Craftivity Designs | September 2, 2014 | 2 Comments so far

Flanking each side of our dining room buffet are upholstered linen chairs.


I had a pillow on each one; but they felt too big for the depth of the chair. Pillows still aren't out of the question; but I'd have to find some small ones. In either case, I thought something draped over the chair back would make a nice impact, without taking any space from the seat.


I used the same product that I used for my No-Sew Window Shade. {**all Amazon links are affiliate links}


The fabric is an upholstery remnant I picked up at Hancock Fabrics. I always check their remnant bin - specifically for upholstery fabrics. Many times there is nothing of interest; but sometimes you can find steals on a beauty like this fabric.



Since I just shared the tutorial for using Heat-n-Bond on the shade recently {click here to see it}, I'll skip step-by-step details and just give you a few photos of the process and finished product.
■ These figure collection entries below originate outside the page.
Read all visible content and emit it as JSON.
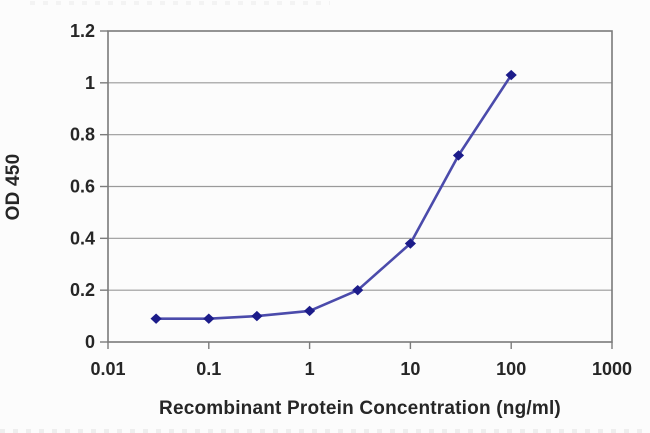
{
  "chart_data": {
    "type": "line",
    "title": "",
    "xlabel": "Recombinant Protein Concentration (ng/ml)",
    "ylabel": "OD 450",
    "x_scale": "log",
    "x": [
      0.03,
      0.1,
      0.3,
      1,
      3,
      10,
      30,
      100
    ],
    "y": [
      0.09,
      0.09,
      0.1,
      0.12,
      0.2,
      0.38,
      0.72,
      1.03
    ],
    "xlim": [
      0.01,
      1000
    ],
    "ylim": [
      0,
      1.2
    ],
    "x_ticks": [
      0.01,
      0.1,
      1,
      10,
      100,
      1000
    ],
    "x_tick_labels": [
      "0.01",
      "0.1",
      "1",
      "10",
      "100",
      "1000"
    ],
    "y_ticks": [
      0,
      0.2,
      0.4,
      0.6,
      0.8,
      1,
      1.2
    ],
    "y_tick_labels": [
      "0",
      "0.2",
      "0.4",
      "0.6",
      "0.8",
      "1",
      "1.2"
    ],
    "grid": "horizontal-only",
    "legend": "none",
    "marker": "diamond",
    "colors": {
      "line": "#4b4bab",
      "marker": "#1c1c8a",
      "gridline": "#9a9a9a",
      "border": "#7b7b7b",
      "text": "#262626",
      "background": "#fcfcfc"
    }
  }
}
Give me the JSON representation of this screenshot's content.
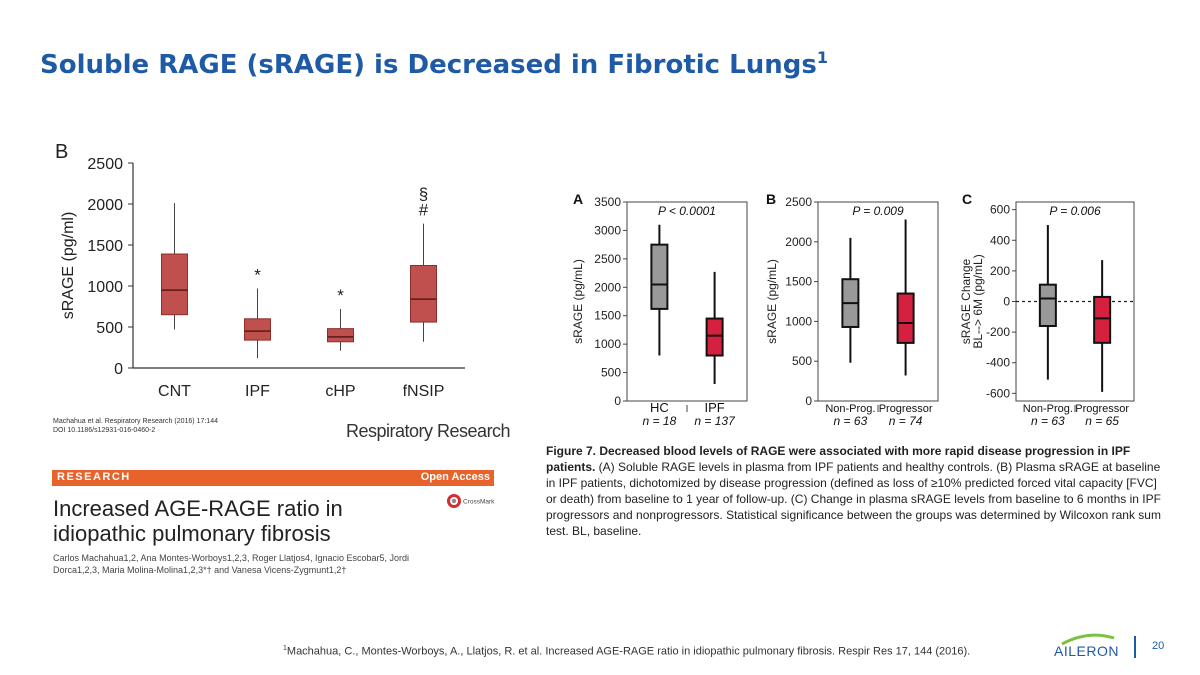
{
  "slide": {
    "title": "Soluble RAGE (sRAGE) is Decreased in Fibrotic Lungs",
    "title_sup": "1",
    "page_number": "20",
    "logo_text": "AILERON",
    "footnote_sup": "1",
    "footnote": "Machahua, C., Montes-Worboys, A., Llatjos, R. et al. Increased AGE-RAGE ratio in idiopathic pulmonary fibrosis. Respir Res 17, 144 (2016)."
  },
  "paper": {
    "citation_line1": "Machahua et al. Respiratory Research (2016) 17:144",
    "citation_line2": "DOI 10.1186/s12931-016-0460-2",
    "journal": "Respiratory Research",
    "section": "RESEARCH",
    "access": "Open Access",
    "crossmark": "CrossMark",
    "title": "Increased AGE-RAGE ratio in idiopathic pulmonary fibrosis",
    "authors": "Carlos Machahua1,2, Ana Montes-Worboys1,2,3, Roger Llatjos4, Ignacio Escobar5, Jordi Dorca1,2,3, Maria Molina-Molina1,2,3*† and Vanesa Vicens-Zygmunt1,2†"
  },
  "caption": {
    "lead": "Figure 7. Decreased blood levels of RAGE were associated with more rapid disease progression in IPF patients.",
    "body": " (A) Soluble RAGE levels in plasma from IPF patients and healthy controls. (B) Plasma sRAGE at baseline in IPF patients, dichotomized by disease progression (defined as loss of ≥10% predicted forced vital capacity [FVC] or death) from baseline to 1 year of follow-up. (C) Change in plasma sRAGE levels from baseline to 6 months in IPF progressors and nonprogressors. Statistical significance between the groups was determined by Wilcoxon rank sum test. BL, baseline."
  },
  "chart_data": [
    {
      "type": "box",
      "panel": "B",
      "ylabel": "sRAGE (pg/ml)",
      "ylim": [
        0,
        2500
      ],
      "yticks": [
        0,
        500,
        1000,
        1500,
        2000,
        2500
      ],
      "categories": [
        "CNT",
        "IPF",
        "cHP",
        "fNSIP"
      ],
      "boxes": [
        {
          "min": 470,
          "q1": 650,
          "median": 950,
          "q3": 1390,
          "max": 2010,
          "marker": ""
        },
        {
          "min": 120,
          "q1": 340,
          "median": 450,
          "q3": 600,
          "max": 970,
          "marker": "*"
        },
        {
          "min": 210,
          "q1": 320,
          "median": 380,
          "q3": 480,
          "max": 720,
          "marker": "*"
        },
        {
          "min": 320,
          "q1": 560,
          "median": 840,
          "q3": 1250,
          "max": 1760,
          "marker": "§\n#"
        }
      ],
      "color": "#c0504d"
    },
    {
      "type": "box",
      "panel": "A",
      "ylabel": "sRAGE (pg/mL)",
      "ylim": [
        0,
        3500
      ],
      "yticks": [
        0,
        500,
        1000,
        1500,
        2000,
        2500,
        3000,
        3500
      ],
      "pvalue": "P < 0.0001",
      "categories": [
        "HC",
        "IPF"
      ],
      "n": [
        "n = 18",
        "n = 137"
      ],
      "colors": [
        "#999999",
        "#d6203f"
      ],
      "boxes": [
        {
          "min": 800,
          "q1": 1620,
          "median": 2050,
          "q3": 2750,
          "max": 3100
        },
        {
          "min": 300,
          "q1": 800,
          "median": 1150,
          "q3": 1450,
          "max": 2270
        }
      ]
    },
    {
      "type": "box",
      "panel": "B",
      "ylabel": "sRAGE (pg/mL)",
      "ylim": [
        0,
        2500
      ],
      "yticks": [
        0,
        500,
        1000,
        1500,
        2000,
        2500
      ],
      "pvalue": "P = 0.009",
      "categories": [
        "Non-Prog.",
        "Progressor"
      ],
      "n": [
        "n = 63",
        "n = 74"
      ],
      "colors": [
        "#999999",
        "#d6203f"
      ],
      "boxes": [
        {
          "min": 480,
          "q1": 930,
          "median": 1230,
          "q3": 1530,
          "max": 2050
        },
        {
          "min": 320,
          "q1": 730,
          "median": 980,
          "q3": 1350,
          "max": 2280
        }
      ]
    },
    {
      "type": "box",
      "panel": "C",
      "ylabel": "sRAGE Change BL--> 6M (pg/mL)",
      "ylim": [
        -650,
        650
      ],
      "yticks": [
        -600,
        -400,
        -200,
        0,
        200,
        400,
        600
      ],
      "pvalue": "P = 0.006",
      "reference_line": 0,
      "categories": [
        "Non-Prog.",
        "Progressor"
      ],
      "n": [
        "n = 63",
        "n = 65"
      ],
      "colors": [
        "#999999",
        "#d6203f"
      ],
      "boxes": [
        {
          "min": -510,
          "q1": -160,
          "median": 20,
          "q3": 110,
          "max": 500
        },
        {
          "min": -590,
          "q1": -270,
          "median": -110,
          "q3": 30,
          "max": 270
        }
      ]
    }
  ]
}
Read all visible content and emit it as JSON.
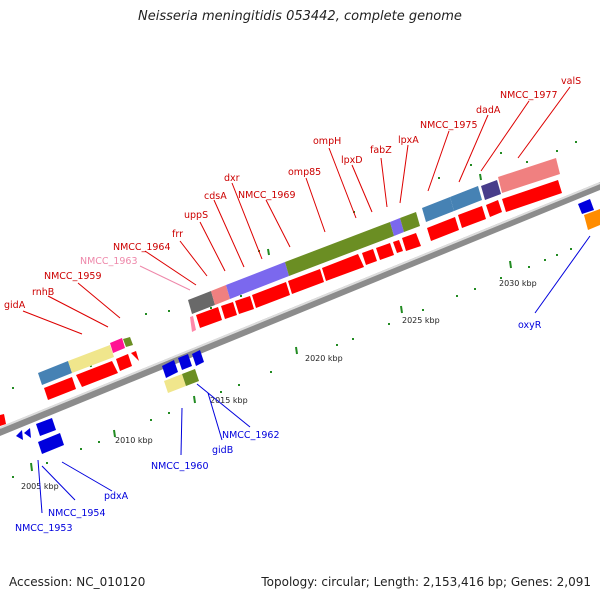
{
  "title": "Neisseria meningitidis 053442, complete genome",
  "footer": {
    "accession": "Accession: NC_010120",
    "summary": "Topology: circular; Length: 2,153,416 bp; Genes: 2,091"
  },
  "tick_labels": [
    "2005 kbp",
    "2010 kbp",
    "2015 kbp",
    "2020 kbp",
    "2025 kbp",
    "2030 kbp"
  ],
  "red_labels": [
    "gidA",
    "rnhB",
    "NMCC_1959",
    "NMCC_1964",
    "frr",
    "uppS",
    "cdsA",
    "dxr",
    "NMCC_1969",
    "omp85",
    "ompH",
    "lpxD",
    "fabZ",
    "lpxA",
    "NMCC_1975",
    "dadA",
    "NMCC_1977",
    "valS"
  ],
  "pink_labels": [
    "NMCC_1963"
  ],
  "blue_labels": [
    "NMCC_1953",
    "NMCC_1954",
    "pdxA",
    "NMCC_1960",
    "gidB",
    "NMCC_1962",
    "oxyR"
  ],
  "colors": {
    "gene_red": "#ff0000",
    "red_label": "#cc0000",
    "blue": "#0000dd",
    "pink_label": "#ee88aa",
    "olive": "#6b8e23",
    "steelblue": "#4682b4",
    "khaki": "#f0e68c",
    "slateblue": "#7b68ee",
    "darkslate": "#483d8b",
    "lightcoral": "#f08080",
    "darkgray": "#696969",
    "magenta": "#ff1493",
    "orange": "#ff8c00",
    "tick_green": "#228b22",
    "backbone": "#8c8c8c"
  }
}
iron the tape // peel of the paper packing // fold over and iron // repeat for each side // enjoy!
If I find some little pillows to add eventually, that's great. If not, I'm really pleased with how this end of the dining room is coming together. The pillows would just be a bonus!


Now to do some more work on the other end... we're moving our dining cabinet in and have a fireplace to paint, so there is still plenty more to do!

Could you use a chair back cover? If you've got some pretty, but plain, chairs -- this is a simple solution! Have you ever used a no-sew hem tape before? What has your experience been?